El comandante observó al que se lo había pedido. Era un teniente de complexión atlética, uno de esos individuos de aspecto saludable y pujante que parecían haber nacido para romper la vida por las costuras. Ni siquiera el asedio había logrado deteriorarle demasiado. El comandante era todo lo contrario, un hombre caviloso y parco de cuerpo y costumbres. Maldijo al teniente por obligarle a descartar la alternativa en voz alta y ante todos, pero ya sólo podía seguir la línea que se había trazado. Ni siquiera se molestó en explicarle sus razones, o en señalar el hecho notorio de que la harka no iba a hacer prisioneros. Con su tono más autoritario, repuso:

– Aquí no se rinde ni Dios.

– Diga usted que no, mi comandante -apuntó un alférez, exaltado.

– Y a los que no tengan huevos, se les fusila antes de que lleguen los moros -propuso otro, un teniente demacrado y colérico.

– ¿Con qué, si no tenemos balas? -se burló un capitán.

– Pues si no hay balas, a machetazos -porfió el teniente.

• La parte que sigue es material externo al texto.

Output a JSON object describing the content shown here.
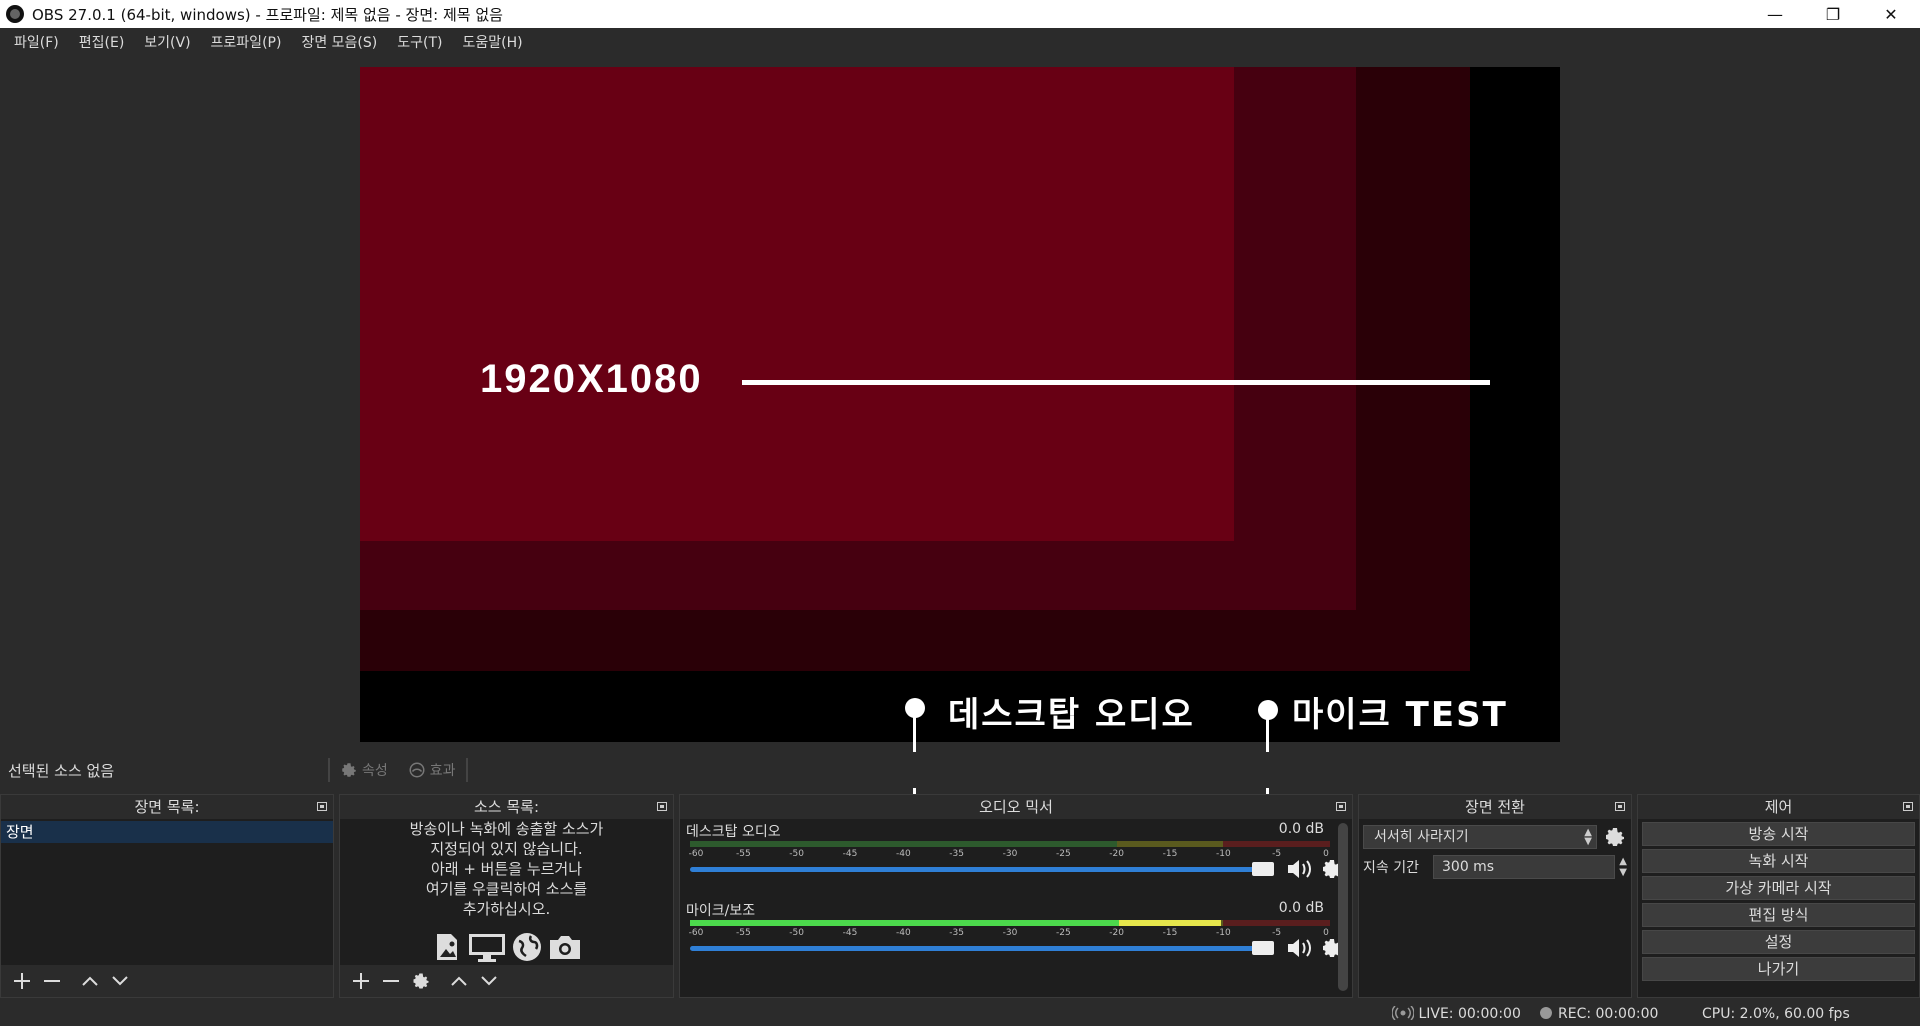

El comandante no se opuso a la sugerencia, aunque tampoco dio su asentimiento. Miró abstraído a aquellos dos oficiales, tratando de recordar cómo eran antes de que el desastre les cayera encima.

– Está bien -concluyó-. Cada uno a su puesto.

Ante la inflexibilidad del jefe, el teniente que había propuesto la rendición y los oficiales que no sabían a qué atenerse no tuvieron más remedio que acatar la orden. A ellos les correspondía hacer que los soldados, aquellos espectros tambaleantes que casi no podían con el fusil, la acatasen también. Era fácil. Bien mirado, a ninguno le iba a costar mucho morirse.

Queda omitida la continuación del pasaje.